The Tempe Center for the Arts, dubbed “our little Sydney Opera House,” opens this weekend. Like its distant Down Under cousin, the $65.7 million performance hall overlooks a body of water: in this case the Tempe Town Lake, a recreational lake created when the long-dry Salt River was reclaimed during the 1990s.

Tempe Center for the Arts

Tempe Center for the Arts

Photos: Courtesy City of Tempe
Barton Myers Associates and Architekton collaborated on the design of the Tempe Center for the Arts, which opens this weekend. The city’s former mayor Neil Giuliano, who helped get the project going during his term as mayor between 1994 and 2004, dubbed the center “our little Sydney Opera House on Tempe Town Lake.” The building’s design picks up the rugged forms of Arizona’s landscape.

Barton Myers Associates, of Los Angeles, and Tempe-based Architekton collaborated on the center’s design. Vertical elements reference a variety of Southwest landforms including the rocky spires of Monument Valley in northeast Arizona, and Tempe’s Hayden Butte. “The fly tower thrusts through the earth, and the tectonic plates pushed out of the way lean against the monolith, sheltering it thermally and acoustically,” says Joe Salvatore, AIA, an executive architect with Architekton.

The 88,000-square-foot center includes a 600-seat main theater, a 200-seat reconfigurable theater, galleries, a community room, and a sculpture garden. In locating program elements, Salvatore says, the design team was inspired by the Native American concept of the “great house.” The various theaters are kivas, or rooms, with a lakeside main lobby as a central gathering place, while corridors and additional lobbies act as village streets and plazas.
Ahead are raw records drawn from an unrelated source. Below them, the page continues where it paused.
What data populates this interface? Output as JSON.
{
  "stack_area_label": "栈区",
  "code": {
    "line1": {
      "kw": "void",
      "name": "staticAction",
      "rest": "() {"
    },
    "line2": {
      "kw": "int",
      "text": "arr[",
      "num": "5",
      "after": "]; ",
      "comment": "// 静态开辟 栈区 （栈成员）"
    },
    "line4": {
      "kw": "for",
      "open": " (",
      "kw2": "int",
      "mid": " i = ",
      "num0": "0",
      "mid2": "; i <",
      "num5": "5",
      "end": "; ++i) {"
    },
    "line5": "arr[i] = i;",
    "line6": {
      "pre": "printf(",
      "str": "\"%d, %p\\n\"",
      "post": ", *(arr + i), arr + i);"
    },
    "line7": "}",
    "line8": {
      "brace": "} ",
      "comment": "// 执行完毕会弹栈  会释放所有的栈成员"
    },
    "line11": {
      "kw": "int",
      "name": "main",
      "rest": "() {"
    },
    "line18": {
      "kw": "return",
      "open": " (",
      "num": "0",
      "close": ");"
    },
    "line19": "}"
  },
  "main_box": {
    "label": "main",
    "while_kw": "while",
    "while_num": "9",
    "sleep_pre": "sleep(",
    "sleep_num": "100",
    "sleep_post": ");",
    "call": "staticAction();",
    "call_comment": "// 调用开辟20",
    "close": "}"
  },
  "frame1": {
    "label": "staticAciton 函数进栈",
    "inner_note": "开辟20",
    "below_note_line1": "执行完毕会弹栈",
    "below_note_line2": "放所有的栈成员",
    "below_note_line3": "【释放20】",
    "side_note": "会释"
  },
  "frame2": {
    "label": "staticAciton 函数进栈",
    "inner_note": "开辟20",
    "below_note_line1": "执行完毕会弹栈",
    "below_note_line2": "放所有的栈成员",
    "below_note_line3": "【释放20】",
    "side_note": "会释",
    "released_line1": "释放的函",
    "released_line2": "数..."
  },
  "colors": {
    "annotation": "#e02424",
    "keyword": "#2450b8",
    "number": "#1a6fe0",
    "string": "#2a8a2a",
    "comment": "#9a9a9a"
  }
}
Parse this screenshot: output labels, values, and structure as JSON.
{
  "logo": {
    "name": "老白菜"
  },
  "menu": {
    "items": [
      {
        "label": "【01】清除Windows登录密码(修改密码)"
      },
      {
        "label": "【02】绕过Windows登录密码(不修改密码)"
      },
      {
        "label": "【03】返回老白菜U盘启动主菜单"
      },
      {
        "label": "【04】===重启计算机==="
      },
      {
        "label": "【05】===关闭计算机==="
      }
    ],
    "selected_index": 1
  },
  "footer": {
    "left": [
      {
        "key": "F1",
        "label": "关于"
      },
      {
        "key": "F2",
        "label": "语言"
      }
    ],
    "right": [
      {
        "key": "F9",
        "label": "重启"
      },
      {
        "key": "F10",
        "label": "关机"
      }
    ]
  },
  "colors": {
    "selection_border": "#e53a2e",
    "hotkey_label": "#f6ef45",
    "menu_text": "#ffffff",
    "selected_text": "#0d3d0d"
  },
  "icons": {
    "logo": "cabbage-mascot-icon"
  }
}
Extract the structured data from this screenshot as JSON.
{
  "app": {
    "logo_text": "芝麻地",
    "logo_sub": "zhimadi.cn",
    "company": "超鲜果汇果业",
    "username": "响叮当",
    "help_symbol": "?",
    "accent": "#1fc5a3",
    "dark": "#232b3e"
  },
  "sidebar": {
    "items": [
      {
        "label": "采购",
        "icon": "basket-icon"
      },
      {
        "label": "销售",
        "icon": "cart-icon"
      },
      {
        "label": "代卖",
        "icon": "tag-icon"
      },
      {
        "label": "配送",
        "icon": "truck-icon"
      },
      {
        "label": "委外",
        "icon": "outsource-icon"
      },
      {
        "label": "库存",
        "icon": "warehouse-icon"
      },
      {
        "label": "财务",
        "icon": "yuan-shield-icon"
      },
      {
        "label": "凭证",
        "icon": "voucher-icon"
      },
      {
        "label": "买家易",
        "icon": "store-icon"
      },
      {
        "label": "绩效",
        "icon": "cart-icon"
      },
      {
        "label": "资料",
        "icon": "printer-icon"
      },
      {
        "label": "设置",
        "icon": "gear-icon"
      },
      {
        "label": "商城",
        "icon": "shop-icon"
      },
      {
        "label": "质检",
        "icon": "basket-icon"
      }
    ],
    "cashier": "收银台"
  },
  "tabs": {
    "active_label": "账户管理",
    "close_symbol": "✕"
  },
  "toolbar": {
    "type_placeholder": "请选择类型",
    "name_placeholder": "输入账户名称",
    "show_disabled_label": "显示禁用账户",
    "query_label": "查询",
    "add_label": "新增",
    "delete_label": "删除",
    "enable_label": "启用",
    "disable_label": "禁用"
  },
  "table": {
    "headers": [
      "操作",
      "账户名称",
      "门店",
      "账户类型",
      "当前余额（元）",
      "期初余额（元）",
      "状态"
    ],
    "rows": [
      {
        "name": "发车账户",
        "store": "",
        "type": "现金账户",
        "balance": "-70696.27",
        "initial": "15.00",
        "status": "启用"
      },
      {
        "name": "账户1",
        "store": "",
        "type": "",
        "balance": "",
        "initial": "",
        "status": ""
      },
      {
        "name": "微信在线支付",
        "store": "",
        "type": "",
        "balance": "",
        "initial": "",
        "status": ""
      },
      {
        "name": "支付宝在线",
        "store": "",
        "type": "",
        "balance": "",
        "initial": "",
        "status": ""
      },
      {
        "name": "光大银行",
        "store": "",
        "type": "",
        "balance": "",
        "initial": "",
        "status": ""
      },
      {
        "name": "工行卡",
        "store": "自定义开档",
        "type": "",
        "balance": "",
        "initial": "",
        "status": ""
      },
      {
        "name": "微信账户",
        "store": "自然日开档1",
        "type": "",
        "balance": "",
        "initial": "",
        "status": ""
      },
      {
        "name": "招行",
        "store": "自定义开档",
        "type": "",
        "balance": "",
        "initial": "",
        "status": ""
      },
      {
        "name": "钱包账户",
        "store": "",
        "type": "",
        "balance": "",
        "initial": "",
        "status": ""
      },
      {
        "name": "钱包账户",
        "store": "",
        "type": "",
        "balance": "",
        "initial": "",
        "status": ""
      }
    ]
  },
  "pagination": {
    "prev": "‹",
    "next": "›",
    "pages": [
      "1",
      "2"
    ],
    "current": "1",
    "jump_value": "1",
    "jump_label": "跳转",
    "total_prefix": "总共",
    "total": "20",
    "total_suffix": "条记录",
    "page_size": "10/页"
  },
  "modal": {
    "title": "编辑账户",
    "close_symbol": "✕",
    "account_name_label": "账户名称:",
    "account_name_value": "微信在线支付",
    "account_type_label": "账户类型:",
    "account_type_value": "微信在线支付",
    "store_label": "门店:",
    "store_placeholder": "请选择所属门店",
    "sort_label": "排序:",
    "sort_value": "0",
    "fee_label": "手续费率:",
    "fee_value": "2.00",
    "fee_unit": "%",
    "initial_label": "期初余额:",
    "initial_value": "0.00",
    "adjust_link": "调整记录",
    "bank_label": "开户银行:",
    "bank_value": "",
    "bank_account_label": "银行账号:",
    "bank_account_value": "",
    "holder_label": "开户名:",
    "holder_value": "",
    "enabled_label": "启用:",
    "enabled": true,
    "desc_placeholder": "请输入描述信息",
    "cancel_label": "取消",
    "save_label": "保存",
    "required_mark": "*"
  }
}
A triple-glazed curtain wall on the north elevation provides views of a negative-edge illuminated pool that appears to spill into the lake; an array of two-inch-square polished mirrors mounted on an adjacent wall reflects the water.

Although the arts center sits amid an oasis of water and greenery, including a 17-acre art park, noise presents a significant environmental challenge. The site falls within the flight path of Sky Harbor International Airport, located two miles west; a railway line and highway run nearby; and fireworks and cheering Arizona State football fans at nearby Sun Devil Stadium are also intermittently audible.

The architects used a combination of materials and design to guard against this aural assault. The building’s concrete walls taper from a thickness of three feet, at their base, to one foot at their top. A multi-skin roof made of copper, steel, aluminum, glass, concrete, and CMU rests above a structural system of six-inch-thick concrete and steel. This variety of materials gives the center a chameleon quality, Salvatore says. “The building changes its appearances from hour to hour with the movement of the sun across the sky, and from month to month with the aging of the copper.”